Sept8 eve
Father, thank You. You are truly great. U arranged everything in order, every step of the way. The Ace of Diamonds life spread on Nine of Hearts in Saturn and Seven of Clubs in Uranus ease the way for me.
Saw them both together and I was even able to congratulate them on their marriage. When I first saw them, there were no sadness as my energy was high. Later towards the end when energy subsides, sadness come.
I already feel sad. But I told myself I still got a choice. Eight months have passed and I no longer want to feel beholden to past memories.
Then I recalled my this week Internal Influence's Healing card - about accepting all insults. If u r in the heads, u will feel pain. Take urself out of the head, move as a total being. U won't feel hurt.

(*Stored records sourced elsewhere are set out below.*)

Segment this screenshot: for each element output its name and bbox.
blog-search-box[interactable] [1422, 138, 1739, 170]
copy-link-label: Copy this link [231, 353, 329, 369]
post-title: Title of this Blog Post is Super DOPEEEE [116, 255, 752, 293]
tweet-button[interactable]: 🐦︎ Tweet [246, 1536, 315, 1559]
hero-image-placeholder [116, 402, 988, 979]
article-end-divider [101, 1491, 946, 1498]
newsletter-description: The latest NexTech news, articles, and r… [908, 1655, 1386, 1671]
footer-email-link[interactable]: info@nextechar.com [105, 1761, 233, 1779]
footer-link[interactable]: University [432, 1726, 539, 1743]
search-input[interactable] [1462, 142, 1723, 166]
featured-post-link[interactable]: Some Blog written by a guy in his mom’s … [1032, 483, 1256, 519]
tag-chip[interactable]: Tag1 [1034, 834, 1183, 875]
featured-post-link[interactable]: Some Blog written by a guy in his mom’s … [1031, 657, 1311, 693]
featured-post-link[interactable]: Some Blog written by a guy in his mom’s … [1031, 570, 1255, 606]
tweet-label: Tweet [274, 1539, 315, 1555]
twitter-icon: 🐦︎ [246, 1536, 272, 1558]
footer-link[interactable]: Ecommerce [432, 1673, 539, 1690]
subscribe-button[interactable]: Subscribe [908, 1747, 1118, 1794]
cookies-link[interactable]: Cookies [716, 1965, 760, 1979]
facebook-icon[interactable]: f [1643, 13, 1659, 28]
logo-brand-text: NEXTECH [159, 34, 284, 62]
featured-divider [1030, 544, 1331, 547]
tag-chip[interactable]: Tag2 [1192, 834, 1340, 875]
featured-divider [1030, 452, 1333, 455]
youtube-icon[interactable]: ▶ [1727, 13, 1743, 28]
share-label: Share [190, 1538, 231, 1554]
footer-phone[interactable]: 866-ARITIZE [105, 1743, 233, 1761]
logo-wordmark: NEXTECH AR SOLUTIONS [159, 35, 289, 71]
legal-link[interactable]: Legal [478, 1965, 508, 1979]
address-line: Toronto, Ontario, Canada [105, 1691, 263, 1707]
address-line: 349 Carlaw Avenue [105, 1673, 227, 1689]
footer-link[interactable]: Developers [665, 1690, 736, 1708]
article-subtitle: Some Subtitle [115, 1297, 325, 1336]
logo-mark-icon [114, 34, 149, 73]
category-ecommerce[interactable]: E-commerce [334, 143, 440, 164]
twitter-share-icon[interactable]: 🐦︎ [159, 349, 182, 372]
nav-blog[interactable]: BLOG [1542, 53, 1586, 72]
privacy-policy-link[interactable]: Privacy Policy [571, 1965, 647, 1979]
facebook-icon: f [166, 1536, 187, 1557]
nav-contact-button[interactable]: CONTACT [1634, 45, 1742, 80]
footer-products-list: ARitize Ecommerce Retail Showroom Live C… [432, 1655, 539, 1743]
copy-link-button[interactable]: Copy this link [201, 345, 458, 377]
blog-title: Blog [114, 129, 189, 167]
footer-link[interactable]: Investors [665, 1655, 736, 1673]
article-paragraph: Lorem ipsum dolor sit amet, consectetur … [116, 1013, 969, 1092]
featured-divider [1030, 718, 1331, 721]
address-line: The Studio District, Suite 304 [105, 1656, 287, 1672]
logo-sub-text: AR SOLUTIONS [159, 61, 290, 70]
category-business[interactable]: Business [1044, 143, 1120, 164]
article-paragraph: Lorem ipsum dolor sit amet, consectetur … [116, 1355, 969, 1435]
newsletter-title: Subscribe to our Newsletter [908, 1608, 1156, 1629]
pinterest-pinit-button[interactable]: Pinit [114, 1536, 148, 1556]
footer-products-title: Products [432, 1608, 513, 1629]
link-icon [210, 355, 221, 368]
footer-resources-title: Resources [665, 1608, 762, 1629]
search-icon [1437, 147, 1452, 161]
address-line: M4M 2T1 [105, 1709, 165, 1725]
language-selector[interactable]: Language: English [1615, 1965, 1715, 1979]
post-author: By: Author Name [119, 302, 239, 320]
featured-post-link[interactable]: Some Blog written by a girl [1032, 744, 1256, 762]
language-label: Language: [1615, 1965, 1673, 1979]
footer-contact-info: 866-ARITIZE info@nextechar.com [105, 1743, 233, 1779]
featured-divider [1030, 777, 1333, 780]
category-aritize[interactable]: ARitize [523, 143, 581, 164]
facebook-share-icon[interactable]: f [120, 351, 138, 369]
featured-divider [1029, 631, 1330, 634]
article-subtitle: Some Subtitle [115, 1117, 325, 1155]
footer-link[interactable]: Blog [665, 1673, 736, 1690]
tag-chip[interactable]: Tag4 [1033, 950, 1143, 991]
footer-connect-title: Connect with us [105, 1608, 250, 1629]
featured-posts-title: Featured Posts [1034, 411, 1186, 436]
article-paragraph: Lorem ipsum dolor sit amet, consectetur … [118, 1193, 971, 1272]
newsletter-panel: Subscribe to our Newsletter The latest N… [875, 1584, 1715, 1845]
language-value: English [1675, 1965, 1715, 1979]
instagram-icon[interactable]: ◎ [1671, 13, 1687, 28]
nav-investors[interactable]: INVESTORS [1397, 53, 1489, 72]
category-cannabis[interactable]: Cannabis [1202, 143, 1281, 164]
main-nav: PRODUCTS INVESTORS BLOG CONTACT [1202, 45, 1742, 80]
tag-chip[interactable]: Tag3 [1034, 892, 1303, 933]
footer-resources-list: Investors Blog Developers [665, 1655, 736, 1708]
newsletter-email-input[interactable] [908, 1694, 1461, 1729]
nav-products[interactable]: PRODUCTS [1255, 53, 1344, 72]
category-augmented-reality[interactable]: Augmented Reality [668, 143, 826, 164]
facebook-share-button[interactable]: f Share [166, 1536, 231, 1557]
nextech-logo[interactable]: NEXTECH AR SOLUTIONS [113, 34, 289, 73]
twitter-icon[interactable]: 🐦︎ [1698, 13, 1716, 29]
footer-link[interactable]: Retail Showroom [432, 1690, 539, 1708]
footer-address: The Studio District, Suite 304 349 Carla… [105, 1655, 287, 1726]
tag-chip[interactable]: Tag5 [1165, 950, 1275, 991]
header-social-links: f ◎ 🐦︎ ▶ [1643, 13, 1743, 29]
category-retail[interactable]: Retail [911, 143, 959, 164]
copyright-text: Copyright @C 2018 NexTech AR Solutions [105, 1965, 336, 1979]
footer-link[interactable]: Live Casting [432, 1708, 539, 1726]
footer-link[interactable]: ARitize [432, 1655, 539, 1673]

I tot that's really true. When I looked at them without thinking, there were no hurts. Its only when I think and ponder and extrapolate that I start to have negative tots of them out to attack me that I become sad.
So I focus on my breathe and slowly the sadness subsides. Negative tots also stops extrapolating.
Reach home and now checked out my Osho card.
Healing
With the ego, ur whole being is a wound. And u carry it around. Nobody is interested to hurt u, nobody positively waiting to hurt u; everybody is engaged in safeguarding his own wound.
U cannot touch a man of Tao. Why? Because there is no one to be touched. There is no wound. He is healthy, healed, whole.
Be aware of ur wound. Don't help it to grow, let it be healed; and it will be healed only when u move to the roots.
The less the heads, the more the wound heals; with no head there is no wound. Live a headless life. Move as a total being, just accept things.
Soul
Exactly. Me thinking of negative tots only hurts me; not them. And besides I truly want to move on. Eight months is a long time and I no longer wants to stay there. I know and understand the break up. Acceptance may take awhile but I don't want to prolong it.
Today I asked for the following
1. Being forever joyful
2. Being with my loving spiritual partner in Isha
3. Being a famous author with many visitors on my website.
So, no more. Just go with the flow. Looks like I will meet them again soon. Second time should be better. I survived the first round.
Father, looks like there be more to come. Never mind. I m all grown up. Listening to Sadhguru's darshan only serves to remind me that the completion was just a tool for me.